1. **Install Node.js** from [nodejs.org](https://nodejs.org): download the installer and click **Next** until it finishes. It's the one piece of software soundcli runs on.
2. **Open your terminal.** On **Windows**, press the Windows key, type `terminal`, and press Enter. On a **Mac**, press `Cmd + Space`, type `terminal`, and press Enter. A plain window opens, and that's all you need to get going.
3. **Start soundcli.** Copy the line below, paste it into the terminal, and press **Enter**:
```sh
npx sndcli
```
From there soundcli takes over, downloading the few tools it needs and setting everything up on its own.
## The first run
The first time it opens, soundcli shows you where your music will be saved: a dedicated folder inside your computer's Music folder, so you always know where your files are.

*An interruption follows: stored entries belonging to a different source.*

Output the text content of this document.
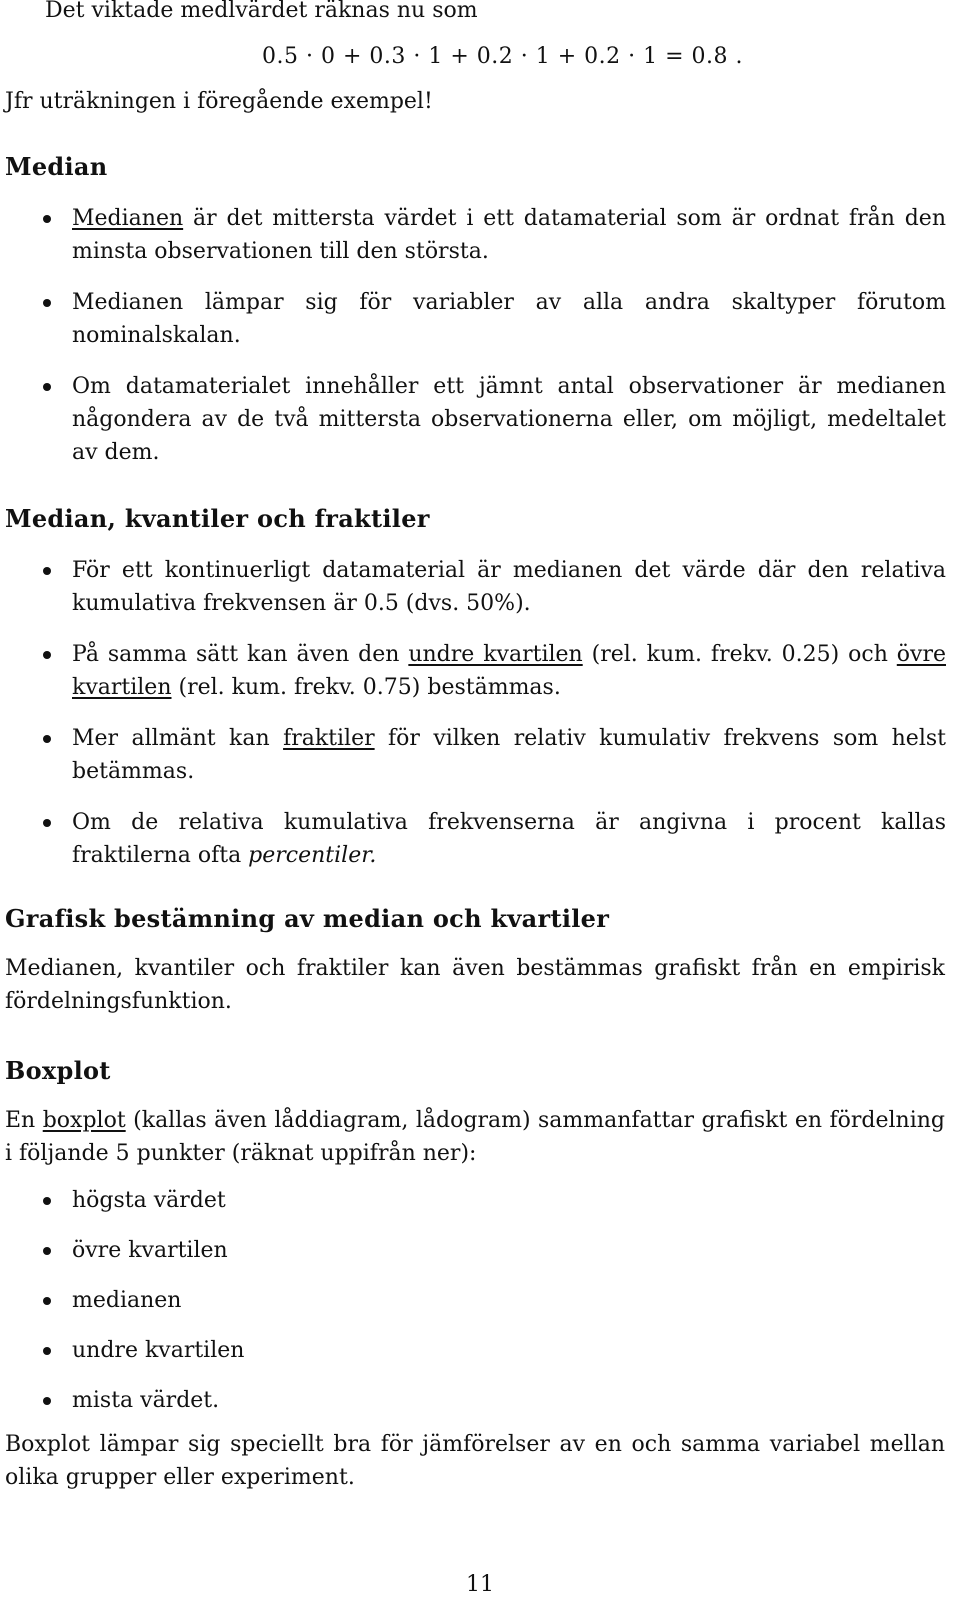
Det viktade medlvärdet räknas nu som

0.5 · 0 + 0.3 · 1 + 0.2 · 1 + 0.2 · 1 = 0.8 .

Jfr uträkningen i föregående exempel!

Median
Medianen är det mittersta värdet i ett datamaterial som är ordnat från den minsta observationen till den största.
Medianen lämpar sig för variabler av alla andra skaltyper förutom nominalskalan.
Om datamaterialet innehåller ett jämnt antal observationer är medianen någondera av de två mittersta observationerna eller, om möjligt, medeltalet av dem.
Median, kvantiler och fraktiler
För ett kontinuerligt datamaterial är medianen det värde där den relativa kumulativa frekvensen är 0.5 (dvs. 50%).
På samma sätt kan även den undre kvartilen (rel. kum. frekv. 0.25) och övre kvartilen (rel. kum. frekv. 0.75) bestämmas.
Mer allmänt kan fraktiler för vilken relativ kumulativ frekvens som helst betämmas.
Om de relativa kumulativa frekvenserna är angivna i procent kallas fraktilerna ofta percentiler.
Grafisk bestämning av median och kvartiler

Medianen, kvantiler och fraktiler kan även bestämmas grafiskt från en empirisk fördelningsfunktion.

Boxplot

En boxplot (kallas även låddiagram, lådogram) sammanfattar grafiskt en fördelning i följande 5 punkter (räknat uppifrån ner):

högsta värdet
övre kvartilen
medianen
undre kvartilen
mista värdet.

Boxplot lämpar sig speciellt bra för jämförelser av en och samma variabel mellan olika grupper eller experiment.

11
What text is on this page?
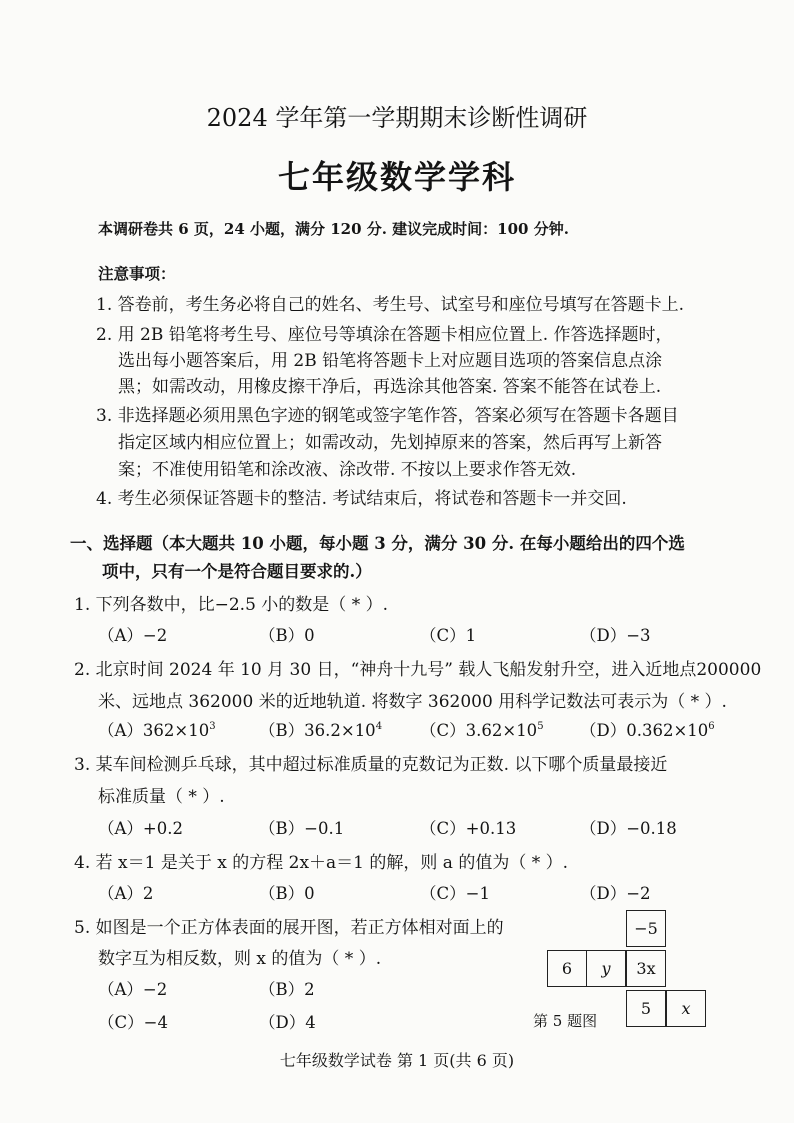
2024 学年第一学期期末诊断性调研
七年级数学学科
本调研卷共 6 页，24 小题，满分 120 分. 建议完成时间：100 分钟.
注意事项：
1. 答卷前，考生务必将自己的姓名、考生号、试室号和座位号填写在答题卡上.
2. 用 2B 铅笔将考生号、座位号等填涂在答题卡相应位置上. 作答选择题时，
选出每小题答案后，用 2B 铅笔将答题卡上对应题目选项的答案信息点涂
黑；如需改动，用橡皮擦干净后，再选涂其他答案. 答案不能答在试卷上.
3. 非选择题必须用黑色字迹的钢笔或签字笔作答，答案必须写在答题卡各题目
指定区域内相应位置上；如需改动，先划掉原来的答案，然后再写上新答
案；不准使用铅笔和涂改液、涂改带. 不按以上要求作答无效.
4. 考生必须保证答题卡的整洁. 考试结束后，将试卷和答题卡一并交回.
一、选择题（本大题共 10 小题，每小题 3 分，满分 30 分. 在每小题给出的四个选
项中，只有一个是符合题目要求的.）
1. 下列各数中，比−2.5 小的数是（ * ）.
（A）−2	（B）0	（C）1	（D）−3
2. 北京时间 2024 年 10 月 30 日，“神舟十九号” 载人飞船发射升空，进入近地点200000
米、远地点 362000 米的近地轨道. 将数字 362000 用科学记数法可表示为（ * ）.
$(A)362\times 10^3$	$(B)36.2\times 10^4$ $(C)3.62\times 10^5$ $(D)0.362\times 10^6$
3. 某车间检测乒乓球，其中超过标准质量的克数记为正数. 以下哪个质量最接近
标准质量（ * ）.
（A）+0.2	（B）−0.1	（C）+0.13	（D）−0.18
4. 若 x＝1 是关于 x 的方程 2x＋a＝1 的解，则 a 的值为（ * ）.
（A）2	（B）0	（C）−1	（D）−2
5. 如图是一个正方体表面的展开图，若正方体相对面上的
数字互为相反数，则 x 的值为（ * ）.
（A）−2	（B）2
（C）−4	（D）4
−5
6	y	3x
5	x
第 5 题图
七年级数学试卷 第 1 页(共 6 页)
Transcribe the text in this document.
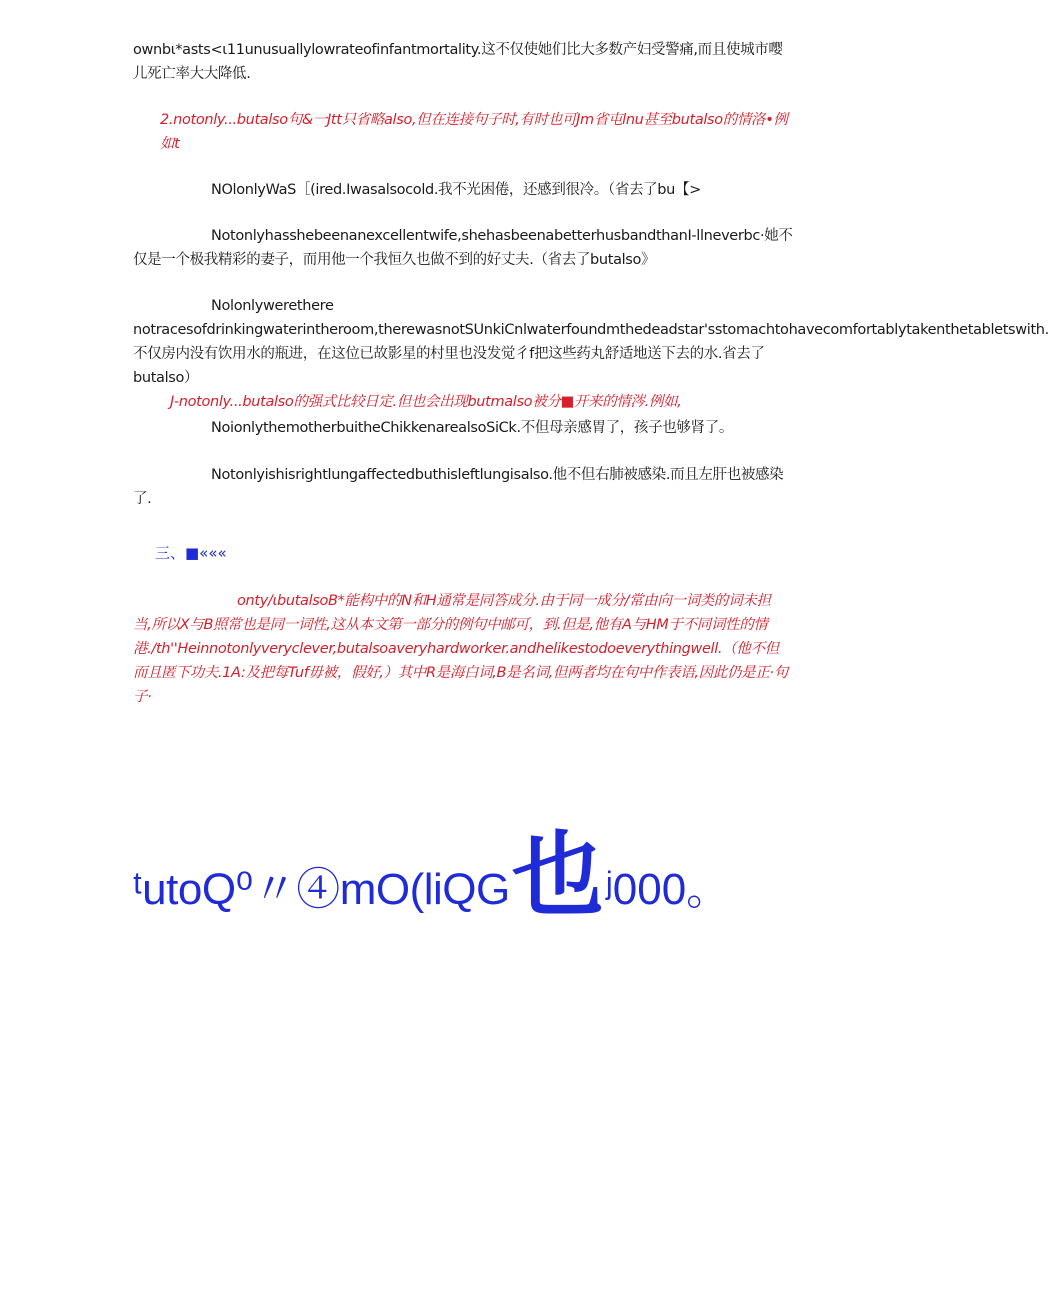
ownbι*asts<ι11unusuallylowrateofinfantmortality.这不仅使她们比大多数产妇受警痛,而且使城市嘤儿死亡率大大降低.
2.notonly...butalso句&一Jtt只省略also,但在连接句子时,有时也可Jm省屯lnu甚至butalso的情洛•例如t
NOlonlyWaS［(ired.Iwasalsocold.我不光困倦，还感到很冷。（省去了bu【>
Notonlyhasshebeenanexcellentwife,shehasbeenabetterhusbandthanI-llneverbc·她不仅是一个极我精彩的妻子，而用他一个我恒久也做不到的好丈夫.（省去了butalso》
Nolonlywerethere notracesofdrinkingwaterintheroom,therewasnotSUnkiCnlwaterfoundmthedeadstar'sstomachtohavecomfortablytakenthetabletswith.不仅房内没有饮用水的瓶进，在这位已故影星的村里也没发觉彳f把这些药丸舒适地送下去的水.省去了butalso）
J-notonly...butalso的强式比较日定.但也会出现butmalso被分■开来的情涔.例如,
NoionlythemotherbuitheChikkenarealsoSiCk.不但母亲感胃了，孩子也够肾了。
Notonlyishisrightlungaffectedbuthisleftlungisalso.他不但右肺被感染.而且左肝也被感染了.
三、■«««
onty∕ιbutalsoB*能构中的N和H通常是同答成分.由于同一成分/常由向一词类的词未担当,所以X与B照常也是同一词性,这从本文第一部分的例句中邮可，到.但是,他有A与HM于不同词性的情港./th''Heinnotonlyveryclever,butalsoaveryhardworker.andhelikestodoeverythingwell.（他不但而且匿下功夫.1A:及把每Tuf毋被，假好,）其中R是海白词,B是名词,但两者均在句中作表语,因此仍是正·句子·
ᵗutoQ⁰〃④mO(liQG 也 ʲ000。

Then it asks where your music comes from. Pick **YouTube**, **SoundCloud**, or **Spotify**, then type your username or paste a link to a playlist, an album, or a single track. Downloading starts right away, and you can begin listening while the rest of your library finishes.
## Your library, kept in order
Every track downloads in its original quality, with album artwork and artist details included, and gets sorted into folders automatically so your collection stays organized. Almost any link works: playlists, albums, artist profiles, your likes, or a single song. Public Spotify playlists and albums work without signing in.
It never downloads the same song twice, and if you close it mid-download, it picks up where it left off next time. Once a track is saved, it's there for good.
## Playing it back
Everything runs from the keyboard, with controls that are quick to pick up. Press `?` anytime for the full list of keys. The bar along the bottom of the screen only shows the few that matter right now, so there's nothing to memorize.
## Contributing
Issues and pull requests are welcome. soundcli is TypeScript with an Ink
terminal UI, riding on yt-dlp and mpv.
Run it locally:
1. Clone the repo and open the folder.
2. Install dependencies (Node 22 or newer):
```sh
npm install
```
3. Start the dev build, which runs straight from source:
```sh
npm run dev
```
Or build it and run the bundled version:
```sh
npm run build
npm start
```
Before opening a pull request:
- Run the tests: `npm test`
- Check types: `npm run typecheck`
- Write commits in Conventional Commits style (`fix:`, `feat:`, `docs:`, `chore:`, `refactor:`)
- Keep the UI surface minimal: one contextual footer plus the `?` cheatsheet, never a wall of commands
Then open a PR against `main` with a short note on what changed and why.
## Privacy
soundcli runs on your computer and nowhere else. There are no accounts, no logins, and nothing tracking what you play. It connects to the internet for three reasons only: to download the music you ask for, to set itself up the first time, and to keep its own tools current so downloads keep working. Everything else stays with you.